Growing up in the late 80s and early 90s, especially without having a father driving home the importance of sports and physical domination, my personality was heavily influenced by the media (see: Saturday morning cartoons) I chose to pay attention to.

In particular, the X-Men animated series.

For the uninitiated, the X-Men animated series ran for 76 episodes in the early 1990s. The series focused primarily on Cyclops’ Blue Team, which included Cyclops, Wolverine, Beast, Rogue, Storm, Gambit and Jubilee.

The series dealt with deep topics in society that I’d never been confronted with on such a personal level. Prejudice. Intolerance. Racism. Fear of people who are different.
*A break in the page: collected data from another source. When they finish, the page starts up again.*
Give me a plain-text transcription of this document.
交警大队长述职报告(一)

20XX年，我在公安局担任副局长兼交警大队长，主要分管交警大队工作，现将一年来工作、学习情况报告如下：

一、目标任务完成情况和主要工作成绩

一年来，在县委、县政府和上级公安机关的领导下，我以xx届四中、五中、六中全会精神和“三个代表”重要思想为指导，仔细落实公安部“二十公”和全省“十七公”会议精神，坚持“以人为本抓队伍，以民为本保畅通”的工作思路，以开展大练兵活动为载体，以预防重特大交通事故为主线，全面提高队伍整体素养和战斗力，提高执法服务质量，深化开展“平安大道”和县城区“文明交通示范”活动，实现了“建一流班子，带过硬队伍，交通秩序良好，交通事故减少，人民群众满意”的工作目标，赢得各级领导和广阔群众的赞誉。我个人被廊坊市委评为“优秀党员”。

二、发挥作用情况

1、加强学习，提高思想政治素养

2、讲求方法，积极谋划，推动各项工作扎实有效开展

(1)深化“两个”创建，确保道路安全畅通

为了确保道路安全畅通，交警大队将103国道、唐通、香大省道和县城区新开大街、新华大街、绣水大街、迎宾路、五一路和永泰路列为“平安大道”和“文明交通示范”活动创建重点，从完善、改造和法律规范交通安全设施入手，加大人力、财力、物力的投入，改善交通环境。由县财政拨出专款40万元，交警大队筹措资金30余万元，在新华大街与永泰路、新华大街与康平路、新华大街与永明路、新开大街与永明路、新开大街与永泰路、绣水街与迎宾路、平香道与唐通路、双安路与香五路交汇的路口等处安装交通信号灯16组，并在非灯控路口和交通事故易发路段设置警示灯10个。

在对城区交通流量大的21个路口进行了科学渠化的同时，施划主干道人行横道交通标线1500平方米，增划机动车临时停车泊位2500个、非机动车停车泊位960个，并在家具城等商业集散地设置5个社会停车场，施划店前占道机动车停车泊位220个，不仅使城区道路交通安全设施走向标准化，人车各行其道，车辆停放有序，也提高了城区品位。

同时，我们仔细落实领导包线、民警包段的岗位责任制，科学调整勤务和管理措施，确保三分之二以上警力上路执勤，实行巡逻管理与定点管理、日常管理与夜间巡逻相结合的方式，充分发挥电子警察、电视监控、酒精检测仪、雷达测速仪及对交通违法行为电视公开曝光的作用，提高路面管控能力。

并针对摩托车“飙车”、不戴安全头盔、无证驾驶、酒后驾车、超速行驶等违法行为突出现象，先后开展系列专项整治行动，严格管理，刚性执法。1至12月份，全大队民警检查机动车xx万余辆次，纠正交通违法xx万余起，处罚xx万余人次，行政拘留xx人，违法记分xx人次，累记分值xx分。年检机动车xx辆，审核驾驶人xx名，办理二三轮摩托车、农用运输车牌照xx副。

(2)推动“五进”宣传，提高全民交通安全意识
These topics really hit home in the beginning, when Jubilee is first introduced. She’s young — a teenager, much like I would soon become — and she’s got this amazing gift that she sees as curse. She doesn’t know why she was born different from everyone else, and she finds it hard to cope with the hatred she had earned not for something she’d done, but just for who she was.
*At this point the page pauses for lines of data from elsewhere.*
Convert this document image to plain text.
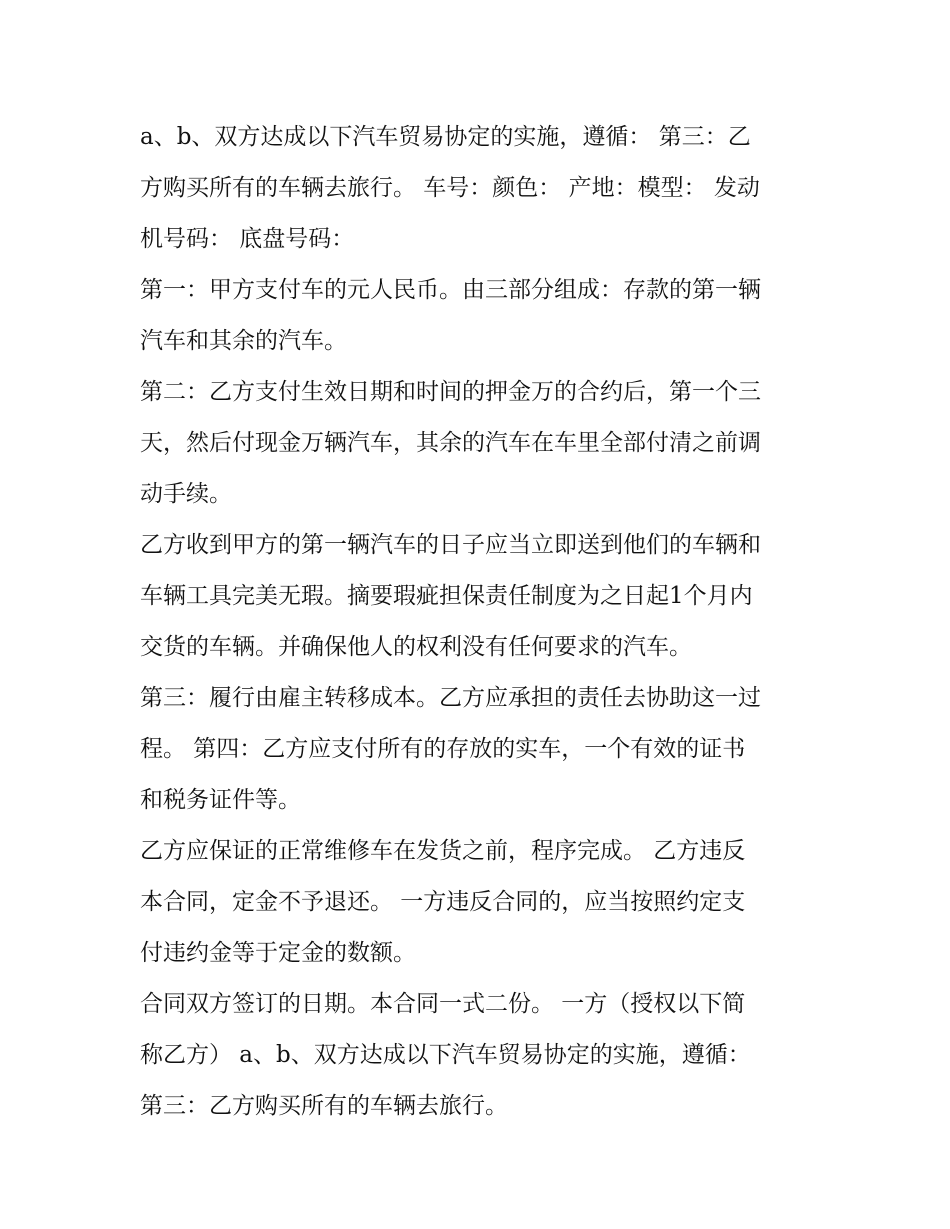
a、b、双方达成以下汽车贸易协定的实施，遵循： 第三：乙
方购买所有的车辆去旅行。 车号：颜色： 产地：模型： 发动
机号码： 底盘号码：

第一：甲方支付车的元人民币。由三部分组成：存款的第一辆
汽车和其余的汽车。

第二：乙方支付生效日期和时间的押金万的合约后，第一个三
天，然后付现金万辆汽车，其余的汽车在车里全部付清之前调
动手续。

乙方收到甲方的第一辆汽车的日子应当立即送到他们的车辆和
车辆工具完美无瑕。摘要瑕疵担保责任制度为之日起1个月内
交货的车辆。并确保他人的权利没有任何要求的汽车。

第三：履行由雇主转移成本。乙方应承担的责任去协助这一过
程。 第四：乙方应支付所有的存放的实车，一个有效的证书
和税务证件等。

乙方应保证的正常维修车在发货之前，程序完成。 乙方违反
本合同，定金不予退还。 一方违反合同的，应当按照约定支
付违约金等于定金的数额。

合同双方签订的日期。本合同一式二份。 一方（授权以下简
称乙方） a、b、双方达成以下汽车贸易协定的实施，遵循：
第三：乙方购买所有的车辆去旅行。
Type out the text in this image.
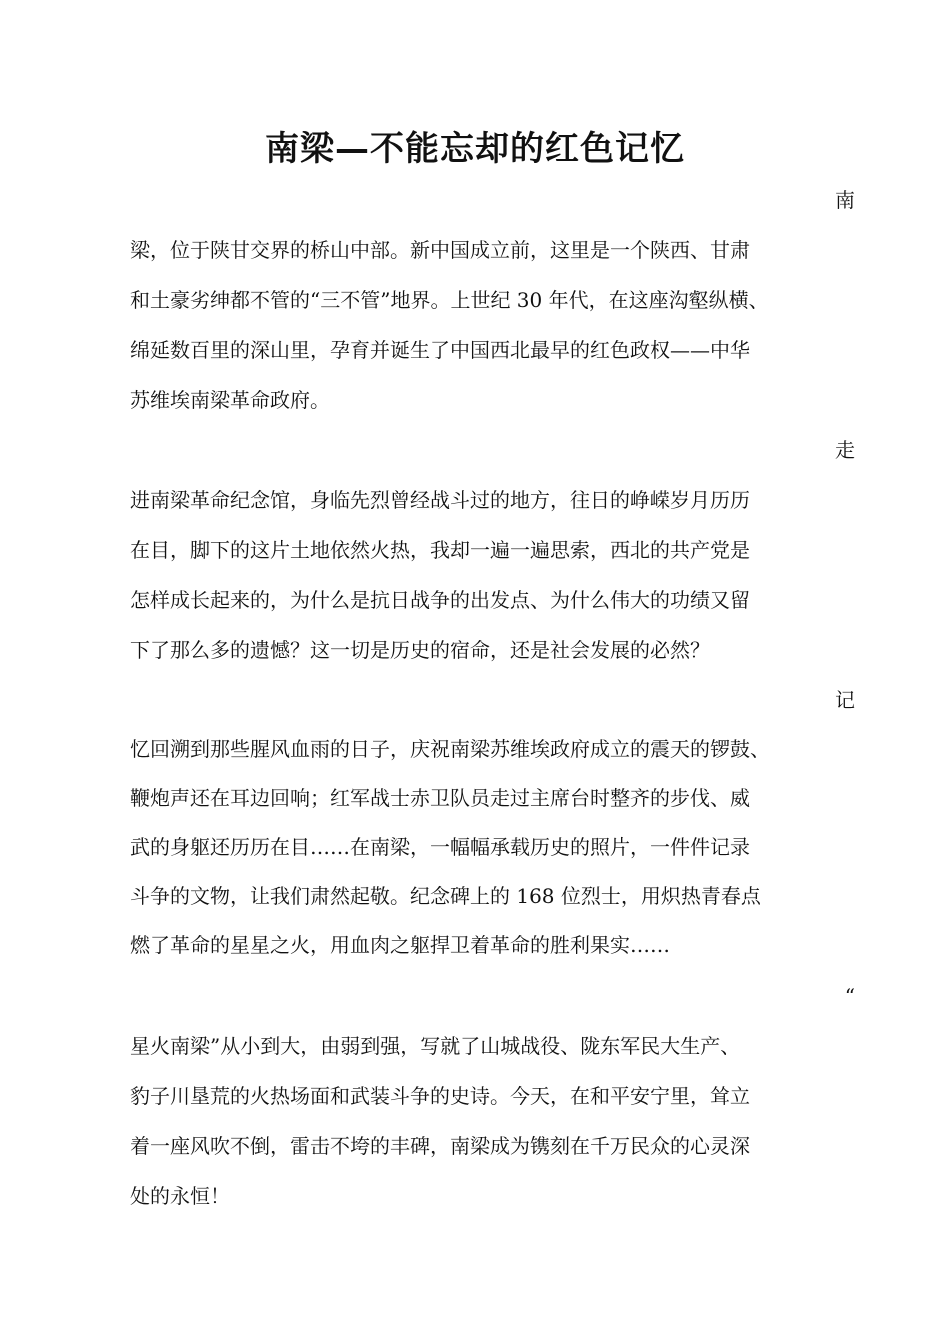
南梁—不能忘却的红色记忆

南

梁，位于陕甘交界的桥山中部。新中国成立前，这里是一个陕西、甘肃

和土豪劣绅都不管的“三不管”地界。上世纪 30 年代，在这座沟壑纵横、

绵延数百里的深山里，孕育并诞生了中国西北最早的红色政权——中华

苏维埃南梁革命政府。

走

进南梁革命纪念馆，身临先烈曾经战斗过的地方，往日的峥嵘岁月历历

在目，脚下的这片土地依然火热，我却一遍一遍思索，西北的共产党是

怎样成长起来的，为什么是抗日战争的出发点、为什么伟大的功绩又留

下了那么多的遗憾？这一切是历史的宿命，还是社会发展的必然？

记

忆回溯到那些腥风血雨的日子，庆祝南梁苏维埃政府成立的震天的锣鼓、

鞭炮声还在耳边回响；红军战士赤卫队员走过主席台时整齐的步伐、威

武的身躯还历历在目……在南梁，一幅幅承载历史的照片，一件件记录

斗争的文物，让我们肃然起敬。纪念碑上的 168 位烈士，用炽热青春点

燃了革命的星星之火，用血肉之躯捍卫着革命的胜利果实……

“

星火南梁”从小到大，由弱到强，写就了山城战役、陇东军民大生产、

豹子川垦荒的火热场面和武装斗争的史诗。今天，在和平安宁里，耸立

着一座风吹不倒，雷击不垮的丰碑，南梁成为镌刻在千万民众的心灵深

处的永恒！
As a boy, I understood within the context of the show that (some of) the mutants were the heroes. They were different, yes, but they were on the side of good. And at a young age, good and evil were all that I needed to know.

Seeing Jubilee struggle with her difference, and the pain caused by unwarranted hatred stuck with me into my later years. When I began taking an interest in the world outside my bubble, I saw that there were people living in my universe that had been born different. It wasn’t always identifiable, but they were different.

Not all mutants in the X-Men universe had melted faces or six arms. Some of the mutants, notably Rogue and Storm, could pass for “normal” on the outside, but on the inside were quite powerful and quite different.

Looking around today, there are people who are visibly different from I am. People of different skin color, eye color, hair color, height, weight and sex. And among those differences, there are those who hide another difference: a different gender identity or sexuality. Those differences are not on the outside, but they are nonetheless part of what makes that person who they are.

I didn’t know, when I was a young boy, that my favorite cartoon was showing me the injustice in my own world. When I reflect now on the themes presented, and the different battle lines that were drawn in that TV show, I’m proud to say that I’m on the side of Professor Xavier, and his vision of an equal society. In our own world, the side of Dr. Martin Luther King Jr. who believed in a world where all (people) could be judged not by the color of their skin, but by the content of their character.

I am on the side of equal rights for all people, regardless of who they love, what they look like or whether they can shoot explosive sparks from their hands.